Pentagon adopts xAI's Grok for Iran conflict operations, targeting 2,000 munitions
Serge Bulaev
The Pentagon says it used xAI's Grok AI system to help plan and coordinate 2,000 munitions against 2,000 targets in Iran over 96 hours earlier this year. Officials claim Grok quickly suggested targets and strike times for human commanders but did not fire weapons on its own. Some details remain unclear, as the full court declaration about Grok's role is not public, and the 2,000-target number has not been independently checked. Lawmakers and experts are raising questions about how Grok's accuracy was tested and what safety measures were used. There is also legal uncertainty, as a court has not yet decided if xAI's power plants that run Grok can keep operating due to environmental concerns.

The Pentagon has adopted xAI's Grok for Iran conflict operations, using the AI to identify and coordinate strikes, according to a court declaration from a senior official. The disclosure, made by Chief Digital and Artificial Intelligence Officer Cameron Stanley, reveals that a specialized "Grok Gov Model" was a key part of the Maven Smart System during a 96-hour campaign against Iran earlier this year. This filing provides a rare look into how commercial AI is being integrated into sensitive military intelligence and targeting workflows.
What the declaration claims
The Pentagon utilized xAI's Grok AI model to accelerate target identification and planning for a military operation in Iran. Integrated into Project Maven, the AI helped commanders coordinate over 2,000 munitions against 2,000 distinct targets within a 96-hour window, though humans retained final strike authority.
According to Stanley's statement, Grok enabled planners to coordinate "over 2,000 munitions for 2,000 distinct targets within 96 hours" - an operational tempo analysts describe as extraordinary. Sources state Grok is 'one of a small group' of AI models capable of supporting national security applications in highly classified environments, but do not specify the total count as four or the cleared count as three, as cited by The Independent. Key Pentagon workflows supported by Grok include:
- Target identification and prioritization within Project Maven
- Intelligence summarization for combatant commanders
- Readiness analytics on classified Impact Level 6 networks
The filing clarifies that Grok does not autonomously fire weapons but functions as a decision-support tool, recommending targets and strike timing to human commanders.

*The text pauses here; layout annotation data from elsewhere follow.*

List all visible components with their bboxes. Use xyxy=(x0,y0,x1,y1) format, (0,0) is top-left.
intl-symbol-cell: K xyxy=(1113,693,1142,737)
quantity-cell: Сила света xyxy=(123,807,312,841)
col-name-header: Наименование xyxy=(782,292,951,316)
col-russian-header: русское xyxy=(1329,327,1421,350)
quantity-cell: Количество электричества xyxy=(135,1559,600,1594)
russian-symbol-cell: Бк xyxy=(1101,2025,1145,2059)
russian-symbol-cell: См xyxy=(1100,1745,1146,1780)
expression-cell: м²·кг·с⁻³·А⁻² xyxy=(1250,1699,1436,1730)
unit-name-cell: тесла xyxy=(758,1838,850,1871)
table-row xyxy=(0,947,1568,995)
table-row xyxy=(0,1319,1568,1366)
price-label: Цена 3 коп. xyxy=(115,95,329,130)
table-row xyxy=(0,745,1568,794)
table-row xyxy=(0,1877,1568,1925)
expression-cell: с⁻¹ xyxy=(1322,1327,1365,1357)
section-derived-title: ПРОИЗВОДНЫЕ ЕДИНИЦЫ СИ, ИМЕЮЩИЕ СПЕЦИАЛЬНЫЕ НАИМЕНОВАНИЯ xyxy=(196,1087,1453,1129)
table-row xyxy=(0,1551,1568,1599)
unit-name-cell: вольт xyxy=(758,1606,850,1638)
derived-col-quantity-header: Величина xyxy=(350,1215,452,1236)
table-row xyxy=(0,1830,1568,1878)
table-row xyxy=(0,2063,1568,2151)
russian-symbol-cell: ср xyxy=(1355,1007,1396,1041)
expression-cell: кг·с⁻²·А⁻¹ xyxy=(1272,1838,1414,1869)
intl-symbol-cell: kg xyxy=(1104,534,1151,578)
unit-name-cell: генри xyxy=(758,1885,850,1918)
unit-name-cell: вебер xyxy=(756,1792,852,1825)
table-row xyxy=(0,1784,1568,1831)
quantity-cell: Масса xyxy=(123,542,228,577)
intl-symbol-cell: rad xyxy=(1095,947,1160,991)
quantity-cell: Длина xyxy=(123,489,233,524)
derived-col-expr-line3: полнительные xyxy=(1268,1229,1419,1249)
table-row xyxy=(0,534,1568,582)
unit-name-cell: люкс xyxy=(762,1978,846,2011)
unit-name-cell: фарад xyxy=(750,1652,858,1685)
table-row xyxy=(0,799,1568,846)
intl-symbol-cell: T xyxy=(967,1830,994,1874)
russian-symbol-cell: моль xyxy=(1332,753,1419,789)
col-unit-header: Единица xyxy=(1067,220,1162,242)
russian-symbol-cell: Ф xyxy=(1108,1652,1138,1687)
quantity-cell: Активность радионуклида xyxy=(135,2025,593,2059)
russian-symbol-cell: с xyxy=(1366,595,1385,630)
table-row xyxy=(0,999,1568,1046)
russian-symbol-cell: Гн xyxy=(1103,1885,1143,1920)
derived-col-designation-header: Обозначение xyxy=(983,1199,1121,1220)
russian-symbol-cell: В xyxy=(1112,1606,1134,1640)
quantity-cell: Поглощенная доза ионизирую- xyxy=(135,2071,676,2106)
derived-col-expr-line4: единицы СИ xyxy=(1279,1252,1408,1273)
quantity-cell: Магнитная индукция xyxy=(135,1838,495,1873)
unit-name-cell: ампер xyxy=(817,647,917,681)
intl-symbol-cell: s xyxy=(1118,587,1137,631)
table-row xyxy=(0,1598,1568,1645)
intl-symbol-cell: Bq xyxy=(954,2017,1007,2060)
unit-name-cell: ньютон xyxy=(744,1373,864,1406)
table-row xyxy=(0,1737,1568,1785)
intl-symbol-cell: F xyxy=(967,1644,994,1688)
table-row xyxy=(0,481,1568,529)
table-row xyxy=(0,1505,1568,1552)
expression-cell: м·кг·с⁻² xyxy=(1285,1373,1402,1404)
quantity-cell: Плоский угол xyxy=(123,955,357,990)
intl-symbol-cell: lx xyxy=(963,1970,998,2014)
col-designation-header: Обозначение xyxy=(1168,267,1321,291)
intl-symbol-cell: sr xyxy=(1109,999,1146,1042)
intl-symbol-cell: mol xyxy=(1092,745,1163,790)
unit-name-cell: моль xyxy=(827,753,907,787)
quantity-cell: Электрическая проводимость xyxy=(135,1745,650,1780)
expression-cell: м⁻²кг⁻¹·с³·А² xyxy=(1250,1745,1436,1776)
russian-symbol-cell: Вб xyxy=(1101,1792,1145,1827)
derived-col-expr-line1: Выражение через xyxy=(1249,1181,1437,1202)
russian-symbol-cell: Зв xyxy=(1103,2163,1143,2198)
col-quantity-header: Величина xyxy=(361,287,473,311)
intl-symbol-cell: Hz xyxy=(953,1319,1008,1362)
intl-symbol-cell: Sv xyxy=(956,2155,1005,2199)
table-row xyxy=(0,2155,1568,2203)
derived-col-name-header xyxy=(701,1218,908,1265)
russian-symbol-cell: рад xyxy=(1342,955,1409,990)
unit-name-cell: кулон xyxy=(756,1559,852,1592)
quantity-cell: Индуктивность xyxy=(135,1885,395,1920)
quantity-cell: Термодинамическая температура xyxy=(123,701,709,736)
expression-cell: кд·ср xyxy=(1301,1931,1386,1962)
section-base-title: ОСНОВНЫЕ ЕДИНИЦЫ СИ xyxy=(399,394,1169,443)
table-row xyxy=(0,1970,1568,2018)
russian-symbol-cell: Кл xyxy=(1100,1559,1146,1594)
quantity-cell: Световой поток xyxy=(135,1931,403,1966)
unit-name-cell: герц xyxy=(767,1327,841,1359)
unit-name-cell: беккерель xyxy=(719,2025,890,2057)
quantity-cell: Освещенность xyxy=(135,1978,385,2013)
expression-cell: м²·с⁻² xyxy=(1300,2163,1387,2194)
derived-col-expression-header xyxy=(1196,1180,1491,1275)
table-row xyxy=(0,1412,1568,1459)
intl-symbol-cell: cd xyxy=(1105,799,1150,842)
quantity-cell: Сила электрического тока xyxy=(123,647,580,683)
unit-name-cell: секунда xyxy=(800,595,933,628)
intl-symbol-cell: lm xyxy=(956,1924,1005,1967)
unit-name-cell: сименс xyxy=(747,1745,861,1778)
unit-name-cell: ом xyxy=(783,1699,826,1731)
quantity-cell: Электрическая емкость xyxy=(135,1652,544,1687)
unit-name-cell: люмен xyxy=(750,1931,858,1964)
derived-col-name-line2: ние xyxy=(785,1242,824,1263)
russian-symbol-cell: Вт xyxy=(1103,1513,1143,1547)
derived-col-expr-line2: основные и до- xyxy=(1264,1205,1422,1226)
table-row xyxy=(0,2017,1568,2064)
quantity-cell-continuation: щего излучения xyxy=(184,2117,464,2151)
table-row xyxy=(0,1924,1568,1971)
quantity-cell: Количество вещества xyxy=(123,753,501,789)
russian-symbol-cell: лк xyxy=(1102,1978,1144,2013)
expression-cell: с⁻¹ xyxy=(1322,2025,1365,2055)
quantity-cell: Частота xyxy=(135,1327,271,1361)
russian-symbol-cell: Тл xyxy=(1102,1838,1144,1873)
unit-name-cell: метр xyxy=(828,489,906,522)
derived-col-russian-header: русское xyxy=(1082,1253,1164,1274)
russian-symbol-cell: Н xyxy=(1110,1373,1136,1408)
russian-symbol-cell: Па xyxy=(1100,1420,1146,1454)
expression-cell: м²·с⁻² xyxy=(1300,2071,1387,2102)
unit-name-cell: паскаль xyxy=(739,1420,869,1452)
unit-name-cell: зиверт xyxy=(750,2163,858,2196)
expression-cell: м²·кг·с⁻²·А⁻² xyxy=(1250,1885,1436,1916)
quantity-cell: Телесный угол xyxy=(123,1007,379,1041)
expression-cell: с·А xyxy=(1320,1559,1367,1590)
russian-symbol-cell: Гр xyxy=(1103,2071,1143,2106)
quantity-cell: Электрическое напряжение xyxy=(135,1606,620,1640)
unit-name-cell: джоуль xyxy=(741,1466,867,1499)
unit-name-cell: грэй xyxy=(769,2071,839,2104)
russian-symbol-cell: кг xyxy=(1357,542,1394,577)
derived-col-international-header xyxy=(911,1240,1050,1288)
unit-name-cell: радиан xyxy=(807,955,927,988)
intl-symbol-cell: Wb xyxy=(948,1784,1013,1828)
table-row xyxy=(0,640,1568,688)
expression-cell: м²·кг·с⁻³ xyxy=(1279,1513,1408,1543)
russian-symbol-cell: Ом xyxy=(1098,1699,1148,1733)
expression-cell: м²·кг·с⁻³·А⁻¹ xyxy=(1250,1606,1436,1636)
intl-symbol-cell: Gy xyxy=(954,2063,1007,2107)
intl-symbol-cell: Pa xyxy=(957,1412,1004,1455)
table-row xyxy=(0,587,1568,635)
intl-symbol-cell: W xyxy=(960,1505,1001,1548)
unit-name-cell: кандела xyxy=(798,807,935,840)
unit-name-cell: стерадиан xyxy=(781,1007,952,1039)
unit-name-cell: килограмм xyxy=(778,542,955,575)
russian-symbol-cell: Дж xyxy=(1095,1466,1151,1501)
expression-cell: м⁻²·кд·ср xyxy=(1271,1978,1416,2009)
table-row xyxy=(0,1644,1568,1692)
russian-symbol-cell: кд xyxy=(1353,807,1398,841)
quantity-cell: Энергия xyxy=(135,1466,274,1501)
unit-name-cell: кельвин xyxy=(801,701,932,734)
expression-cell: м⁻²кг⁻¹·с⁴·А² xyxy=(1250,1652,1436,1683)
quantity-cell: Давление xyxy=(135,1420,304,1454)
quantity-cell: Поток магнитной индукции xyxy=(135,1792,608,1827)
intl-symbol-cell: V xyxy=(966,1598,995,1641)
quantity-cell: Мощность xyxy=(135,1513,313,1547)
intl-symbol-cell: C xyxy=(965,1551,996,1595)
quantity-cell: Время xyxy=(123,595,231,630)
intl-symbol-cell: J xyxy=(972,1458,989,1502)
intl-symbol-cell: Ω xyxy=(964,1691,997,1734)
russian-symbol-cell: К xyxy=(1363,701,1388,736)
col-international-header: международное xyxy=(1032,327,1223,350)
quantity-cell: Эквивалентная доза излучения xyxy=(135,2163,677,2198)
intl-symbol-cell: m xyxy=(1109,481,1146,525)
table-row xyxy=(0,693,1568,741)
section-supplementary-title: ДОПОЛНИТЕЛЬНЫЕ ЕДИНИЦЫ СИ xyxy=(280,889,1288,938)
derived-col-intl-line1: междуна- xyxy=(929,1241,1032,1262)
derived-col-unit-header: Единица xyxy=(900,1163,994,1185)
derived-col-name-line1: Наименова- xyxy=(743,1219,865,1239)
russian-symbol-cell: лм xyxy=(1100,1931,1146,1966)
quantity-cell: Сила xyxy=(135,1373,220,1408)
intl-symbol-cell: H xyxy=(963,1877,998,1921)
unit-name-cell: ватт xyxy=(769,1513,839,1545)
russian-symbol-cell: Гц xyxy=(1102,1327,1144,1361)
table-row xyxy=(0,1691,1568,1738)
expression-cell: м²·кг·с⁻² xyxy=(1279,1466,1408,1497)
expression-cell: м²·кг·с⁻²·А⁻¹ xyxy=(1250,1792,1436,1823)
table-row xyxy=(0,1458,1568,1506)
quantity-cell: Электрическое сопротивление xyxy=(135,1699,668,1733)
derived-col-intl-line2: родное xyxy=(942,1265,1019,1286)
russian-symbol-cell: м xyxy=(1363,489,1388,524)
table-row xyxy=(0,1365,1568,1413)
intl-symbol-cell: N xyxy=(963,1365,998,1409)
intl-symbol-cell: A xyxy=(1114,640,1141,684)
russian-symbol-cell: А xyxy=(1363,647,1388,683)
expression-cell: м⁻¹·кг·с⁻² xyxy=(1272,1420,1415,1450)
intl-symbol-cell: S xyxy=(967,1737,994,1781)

Why Grok surfaced in pollution litigation
This information came to light because Stanley's testimony was submitted in an unrelated lawsuit. The Department of Justice is attempting to dismiss an NAACP Clean Air Act case aimed at shutting down xAI's unpermitted gas turbines near Memphis. The government's motion argues that halting the turbines would threaten national security because the data centers are essential for AI computing clusters used by the U.S. Armed Forces. This legal strategy effectively frames commercial AI infrastructure as a strategic national asset.
Oversight questions follow the numbers
The scale of the operation - deploying 2,000 precision munitions in four days - is significant. This unprecedented speed has triggered urgent questions from lawmakers and ethics groups regarding Grok's testing, validation for accuracy, and the safeguards in place to prevent errors like target hallucination. Concerns are also being raised about whether xAI should be subject to the same scrutiny as a traditional defense contractor. While officials state the Grok Gov Model is air-gapped and requires human oversight, experts warn that the use of LLMs in high-pressure kinetic operations could amplify bias or lead to misidentification, testing the limits of the Pentagon's responsible AI guidelines.
What remains uncertain
Several key details surrounding Grok's military deployment are still unknown:
- The full declaration: The complete text of the court filing has not been made public, obscuring the precise language used to describe Grok's role.
- Independent verification: The claim of 2,000 targets has not been independently audited or confirmed.
- Legal outcome: The federal court in Mississippi has not yet ruled on the case, leaving the operational status of xAI's data center - and by extension, Grok's availability for military use - in legal jeopardy.